Contes et légendes annamites/Légendes/079 La tortue et les aigrettes


LXXIX

LA TORTUE ET LES AIGRETTES[1].



Il y avait une femme extrêmement fière et qui insultait tout le monde à plaisir. Quand elle fut morte, le roi des enfers, pour la punir, la fit entrer dans le corps d’une tortue.

Cette tortue habitait un étang couvert de nénuphars. Un jour deux aigrettes vinrent à cet étang chercher leur nourriture.

Elles virent la tortue dans cet étang et lui dirent : « Que faites-vous-là ? L’étang va être à sec et vous périrez faute d’eau. » L’autre, faisant siffler ses paroles, leur répondit : « Je suis ici parce qu’il me plaît. Qui vous a dit de venir mettre votre nez dans mes affaires ? Parce que dans mon existence antérieure j’étais trop fière j’ai été changée en tortue, mais si vous venez me tracasser je saurai bien encore vous parler. »

Les deux aigrettes la voyant si méchante se dirent : « Puisqu’elle est si hautaine il nous faut trouver un moyen de la faire périr. » Elles lui répondirent donc : « Si vous vouliez quitter ce lieu nous nous mettrions à votre disposition pour vous transporter en un autre où vous auriez de l’eau en abondance. Ici vous péririez. »

La tortue vit qu’elles avaient raison. Elle leur dit : « Je ne puis voler, comment ferez-vous pour me transporter ? » Les aigrettes dirent : « Si vous voulez partir mordez une aile à chacune de nous, il nous restera une aile chacune pour voler ; mais gardez-vous bien d’ouvrir la bouche pour parler. »

La tortue mordit donc les ailes des aigrettes et celles-ci s’envolèrent. Comme elles passaient au-dessus d’une auberge où l’on vendait du thé, les gens qui se trouvaient là se mirent à crier : « Oh ! voilà des aigrettes qui portent une bouse de buffle. » La tortue fut irritée mais elle n’osa rien dire. Un peu après elles passèrent au-dessus d’un marché. Les gens se rassemblèrent par groupes et dirent : « Voilà ! voilà deux aigrettes qui portent un chien mort. » Le naturel irascible de la tortue reprit le dessus et, oubliant le soin de sa sûreté, elle voulut les insulter, mais elle n’eut pas même le temps de proférer ses injures, elle tomba au milieu de ces gens qui la firent cuire et la mangèrent.

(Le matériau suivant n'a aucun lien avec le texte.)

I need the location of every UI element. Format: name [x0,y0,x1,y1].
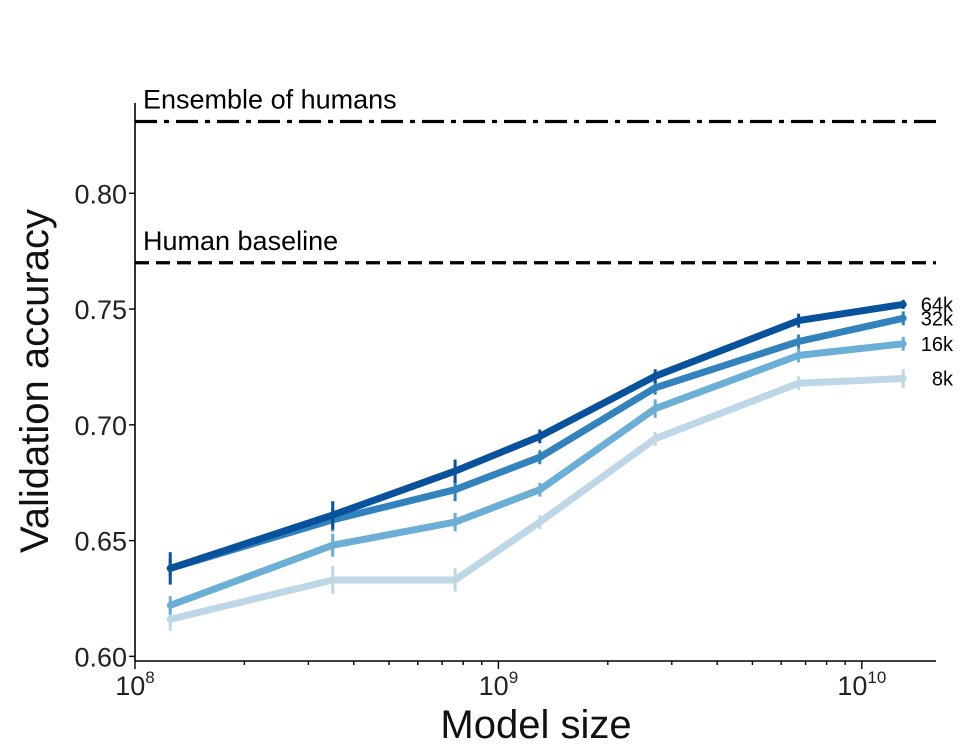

Les aigrettes se réjouirent et dirent : « Nous l’avons punie ; maintenant l’étang des nénuphars va être à nous et nous pourrons y prendre du poisson sans avoir peur qu’elle nous insulte. »



  1. Ce récit nous fait immédiatement penser à la fable de La Fontaine, La Tortue et les deux Canards, livre X, fable 2. — L’on peut voir dans l’édition des Fables, donnée par M. Henri Régnier dans la Collection des grands écrivains (tome III, p. 12) l’indication des nombreux recueils où se retrouve cette fable. La donnée en est sans doute venue ici de l’Inde par l’intermédiaire des Contes bouddhiques traduits en chinois. Elle figure dans le recueil d’Avadànas traduit par Stanislas Julien (tome I, p. 71-73) ; le texte de cette rédaction est donné avec une traduction littérale par le même auteur dans sa Syntaxe nouvelle de la langue chinoise (tome I, p. 297).
    La version annamite diffère profondément de la version chinoise des Avadànas ainsi que de la version indienne de l’Hitopadésa et de celle de La Fontaine par les sentiments de vengeance qui sont prêtés aux aigrettes. Je ne sais si cette idée d’une vengeance exercée contre la tortue se retrouve dans quelque autre texte indien ou chinois, Je relève seulement dans la note 15 du commentaire de M. H. Régnier le passage suivant : « Dans les Ésopiques (Esope, Babrius, Abstemius, Camerarius, etc.), c’est l’aigle qui méchamment lâche la tortue dans les airs. »
    Quoi qu’il en soit, il faut remarquer le motif de la haine des aigrettes. Les Annamites mettent un point d’honneur remarquable à ne pas se laisser insulter, et au moins à rendre insulte pour insulte, c’est là ce qui cause ces tournois d’injures si fréquents dans tous les marchés surtout entre femmes. Ce sentiment semble provenir d’une croyance primitive, encore très enracinée, à l’efficacité des malédictions.